Yalden, Maxwell, 1930-2015 : Maxwell Freeman Yalden, diplomat and senior public servant, was born on 12 April 1930 in Toronto. He studied at Victoria College, University of Toronto, received an Honours B.A. in 1952 and continued his studies at l'Université de Paris from 1952 to 1953. From 1954 to 1956, he undertook his graduate studies at the University of Michigan and received his M.A. and PhD. in philosophy. In 1958, he took Russian language courses at Cambridge University.
Max Yalden joined the Department of External Affairs in 1956 and after two years he was posted to the Canadian Embassy in Moscow as second secretary. In 1960, he served on the Canadian Delegation to the Geneva Conference on Disarmament and in the same year he returned to Ottawa to work with the Disarmament Division. In August 1963, he was nominated first secretary to the Canadian Embassy in Paris and was also promoted to counsellor in 1965. He returned to Ottawa in 1967 as special advisor to the Under-Secretary of State for External Affairs responsible for the federal-provincial relations. From 1969 to 1973, Yalden served as Assistant Under-Secretary of State in the Department of the Secretary of State, where he was responsible for the promotion of official bilingualism and developing programmes for post secondary education with the provinces. From May 1973 to September 1977, Yalden was Deputy Minister of Communications and then was appointed the second Commissioner of Official Languages for a seven-year mandate. During his term in office, the equality of the two official languages was added in the Canadian Charter of Rights and Freedoms in 1982. He became Ambassador of Canada to Belgium and Luxemburg in September 1984. From November 1987 to 1996, Yalden was Chief Commissioner of the Canadian Human Rights Commission where he was responsible for the implementation of human rights legislation and for ensuring evenhanded treatment of individual cases before the Commission. In the early 1990s Yalden served as founding Chair of the International Coordinating Committee of National Institutions, created following the 1993 World Conference on Human Rights. In 1996 he was elected to a four-year term as member of the United Nations Human Rights Committee and he was reelected in 2000 for a second term.
In 1997 he became an adjunct law professor at the University of Ottawa.
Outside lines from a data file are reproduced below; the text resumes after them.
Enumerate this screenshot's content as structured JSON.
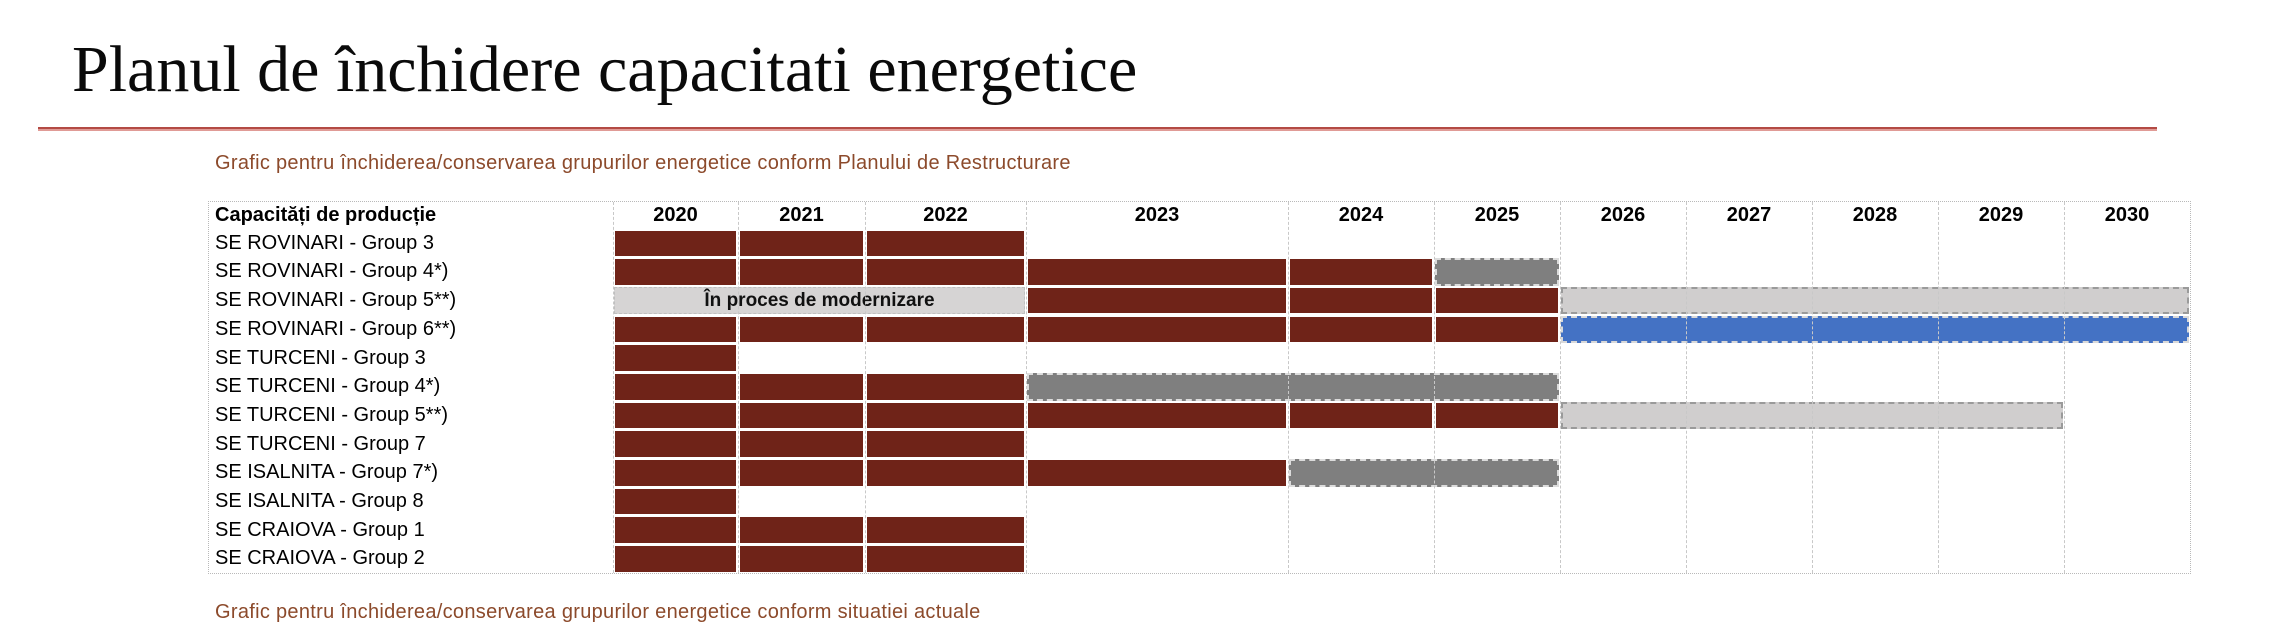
{
  "page": {
    "title": "Planul de închidere capacitati energetice",
    "subtitle": "Grafic pentru închiderea/conservarea grupurilor energetice conform Planului de Restructurare",
    "bottom_note": "Grafic pentru închiderea/conservarea grupurilor energetice conform situatiei actuale"
  },
  "colors": {
    "bar_closed": "#6F2318",
    "bar_conservation": "#7F7F7F",
    "bar_planned": "#D0CECE",
    "bar_extension": "#4472C4",
    "bar_modernization": "#D6D4D4",
    "title_underline": "#B34A44",
    "subtitle_text": "#8C4A2B"
  },
  "chart_data": {
    "type": "gantt",
    "corner_header": "Capacități de producție",
    "years": [
      "2020",
      "2021",
      "2022",
      "2023",
      "2024",
      "2025",
      "2026",
      "2027",
      "2028",
      "2029",
      "2030"
    ],
    "rows": [
      {
        "label": "SE ROVINARI - Group 3",
        "segments": [
          {
            "from": "2020",
            "to": "2022",
            "style": "closed"
          }
        ]
      },
      {
        "label": "SE ROVINARI - Group 4*)",
        "segments": [
          {
            "from": "2020",
            "to": "2024",
            "style": "closed"
          },
          {
            "from": "2025",
            "to": "2025",
            "style": "conservation"
          }
        ]
      },
      {
        "label": "SE ROVINARI - Group 5**)",
        "segments": [
          {
            "from": "2020",
            "to": "2022",
            "style": "modernization",
            "text": "În proces de modernizare"
          },
          {
            "from": "2023",
            "to": "2025",
            "style": "closed"
          },
          {
            "from": "2026",
            "to": "2030",
            "style": "planned"
          }
        ]
      },
      {
        "label": "SE ROVINARI - Group 6**)",
        "segments": [
          {
            "from": "2020",
            "to": "2025",
            "style": "closed"
          },
          {
            "from": "2026",
            "to": "2030",
            "style": "extension"
          }
        ]
      },
      {
        "label": "SE TURCENI - Group 3",
        "segments": [
          {
            "from": "2020",
            "to": "2020",
            "style": "closed"
          }
        ]
      },
      {
        "label": "SE TURCENI - Group 4*)",
        "segments": [
          {
            "from": "2020",
            "to": "2022",
            "style": "closed"
          },
          {
            "from": "2023",
            "to": "2025",
            "style": "conservation"
          }
        ]
      },
      {
        "label": "SE TURCENI - Group 5**)",
        "segments": [
          {
            "from": "2020",
            "to": "2025",
            "style": "closed"
          },
          {
            "from": "2026",
            "to": "2029",
            "style": "planned"
          }
        ]
      },
      {
        "label": "SE TURCENI - Group 7",
        "segments": [
          {
            "from": "2020",
            "to": "2022",
            "style": "closed"
          }
        ]
      },
      {
        "label": "SE ISALNITA - Group 7*)",
        "segments": [
          {
            "from": "2020",
            "to": "2023",
            "style": "closed"
          },
          {
            "from": "2024",
            "to": "2025",
            "style": "conservation"
          }
        ]
      },
      {
        "label": "SE ISALNITA - Group 8",
        "segments": [
          {
            "from": "2020",
            "to": "2020",
            "style": "closed"
          }
        ]
      },
      {
        "label": "SE CRAIOVA - Group 1",
        "segments": [
          {
            "from": "2020",
            "to": "2022",
            "style": "closed"
          }
        ]
      },
      {
        "label": "SE CRAIOVA - Group 2",
        "segments": [
          {
            "from": "2020",
            "to": "2022",
            "style": "closed"
          }
        ]
      }
    ]
  }
}
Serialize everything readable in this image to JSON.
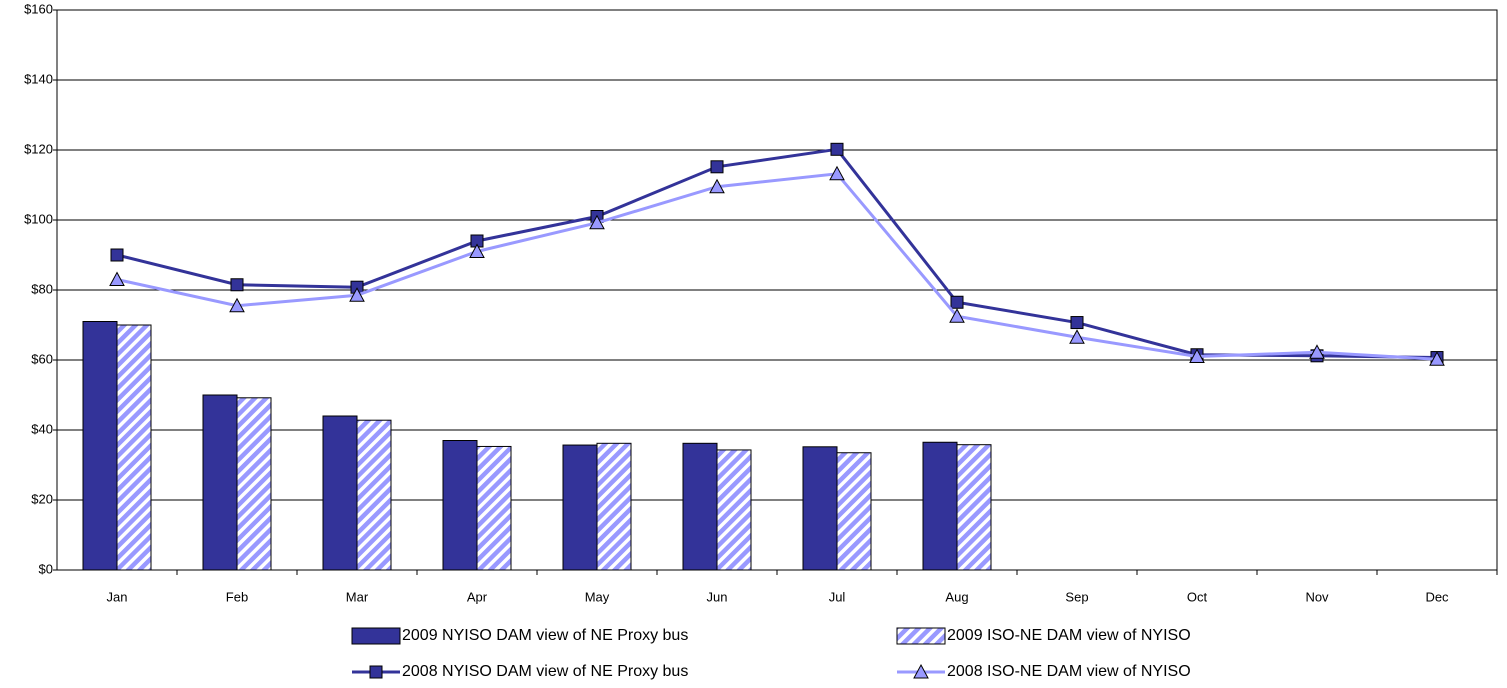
{
  "chart_data": {
    "type": "combo",
    "categories": [
      "Jan",
      "Feb",
      "Mar",
      "Apr",
      "May",
      "Jun",
      "Jul",
      "Aug",
      "Sep",
      "Oct",
      "Nov",
      "Dec"
    ],
    "series": [
      {
        "name": "2009 NYISO DAM view of NE Proxy bus",
        "kind": "bar",
        "color": "#333399",
        "values": [
          71,
          50,
          44,
          37,
          35.7,
          36.2,
          35.2,
          36.5,
          null,
          null,
          null,
          null
        ]
      },
      {
        "name": "2009 ISO-NE DAM view of NYISO",
        "kind": "bar",
        "color": "#9999ff",
        "pattern": "hatch",
        "values": [
          70,
          49.2,
          42.8,
          35.3,
          36.2,
          34.3,
          33.5,
          35.8,
          null,
          null,
          null,
          null
        ]
      },
      {
        "name": "2008 NYISO DAM view of NE Proxy bus",
        "kind": "line",
        "marker": "square",
        "color": "#333399",
        "values": [
          90,
          81.5,
          80.8,
          94,
          101,
          115.2,
          120.2,
          76.5,
          70.7,
          61.5,
          61.2,
          60.7
        ]
      },
      {
        "name": "2008 ISO-NE DAM view of NYISO",
        "kind": "line",
        "marker": "triangle",
        "color": "#9999ff",
        "values": [
          83,
          75.5,
          78.5,
          91,
          99.2,
          109.5,
          113.2,
          72.5,
          66.5,
          61,
          62.2,
          60.2
        ]
      }
    ],
    "ylim": [
      0,
      160
    ],
    "yticks": [
      {
        "value": 0,
        "label": "$0"
      },
      {
        "value": 20,
        "label": "$20"
      },
      {
        "value": 40,
        "label": "$40"
      },
      {
        "value": 60,
        "label": "$60"
      },
      {
        "value": 80,
        "label": "$80"
      },
      {
        "value": 100,
        "label": "$100"
      },
      {
        "value": 120,
        "label": "$120"
      },
      {
        "value": 140,
        "label": "$140"
      },
      {
        "value": 160,
        "label": "$160"
      }
    ],
    "grid": true
  }
}
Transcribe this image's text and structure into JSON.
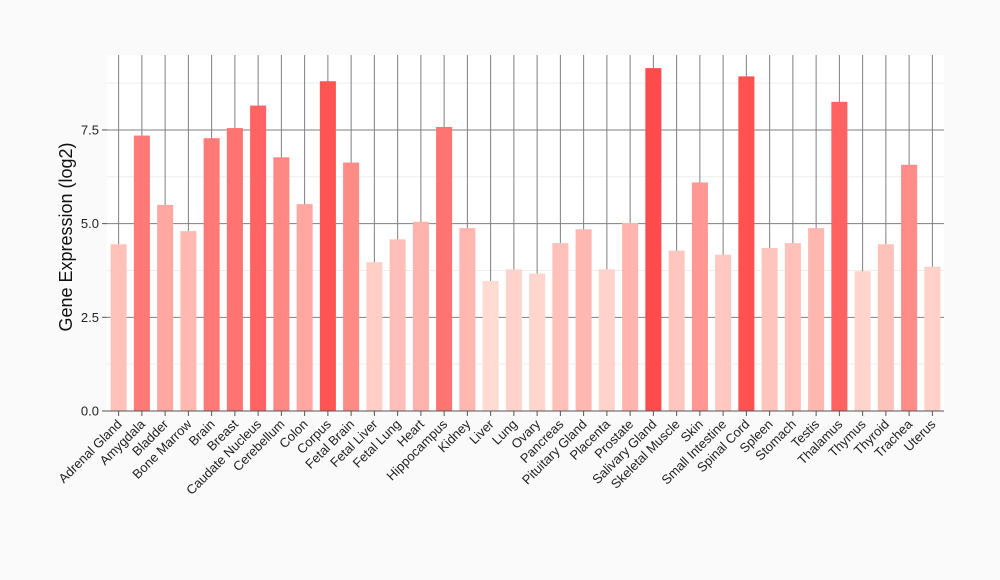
{
  "chart_data": {
    "type": "bar",
    "title": "",
    "xlabel": "",
    "ylabel": "Gene Expression (log2)",
    "ylim": [
      0,
      9.5
    ],
    "yticks": [
      "0.0",
      "2.5",
      "5.0",
      "7.5"
    ],
    "ytick_values": [
      0,
      2.5,
      5.0,
      7.5
    ],
    "grid": true,
    "legend": "none",
    "categories": [
      "Adrenal Gland",
      "Amygdala",
      "Bladder",
      "Bone Marrow",
      "Brain",
      "Breast",
      "Caudate Nucleus",
      "Cerebellum",
      "Colon",
      "Corpus",
      "Fetal Brain",
      "Fetal Liver",
      "Fetal Lung",
      "Heart",
      "Hippocampus",
      "Kidney",
      "Liver",
      "Lung",
      "Ovary",
      "Pancreas",
      "Pituitary Gland",
      "Placenta",
      "Prostate",
      "Salivary Gland",
      "Skeletal Muscle",
      "Skin",
      "Small Intestine",
      "Spinal Cord",
      "Spleen",
      "Stomach",
      "Testis",
      "Thalamus",
      "Thymus",
      "Thyroid",
      "Trachea",
      "Uterus"
    ],
    "values": [
      4.45,
      7.35,
      5.5,
      4.8,
      7.28,
      7.55,
      8.15,
      6.77,
      5.52,
      8.8,
      6.63,
      3.97,
      4.58,
      5.05,
      7.58,
      4.88,
      3.47,
      3.78,
      3.67,
      4.48,
      4.85,
      3.78,
      5.02,
      9.15,
      4.28,
      6.1,
      4.17,
      8.93,
      4.35,
      4.48,
      4.88,
      8.25,
      3.73,
      4.45,
      6.57,
      3.85
    ],
    "color_scale": {
      "low": "#ffdbd2",
      "high": "#ff4b4b"
    }
  }
}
During Yalden's career in the Department of External Affairs, he was the author of the white paper on "Federalism and International Relations", and the principal author of a second white paper on "Federalism and International Conferences on Education". As Deputy Minister of Communications, he was closely associated with the preparation of the policy studies "Proposals for a Communications Policy for Canada" and "Communications: Some Federal Proposals". As Commissioner of Official Languages and Chief Commissioner of Canadian Human Right Commission, he was responsible for a series of Annual Reports to Parliament which represented a comprehensive evaluation of progress achieved in those areas by governmental authorities and the private sector.
Yalden was elected as a member of the United Nations Human Rights Committee in 1996 and in 2000.
In 1998 Yalden was made an Officer of the Order of Canada and was promoted to Companion in 1999. In 1982 he was awarded an Honorary doctorate from the Ottawa University and in 1998 an Honorary LL.D. from Carleton University. Maxwell Yalden died in Ottawa on February 9, 2015.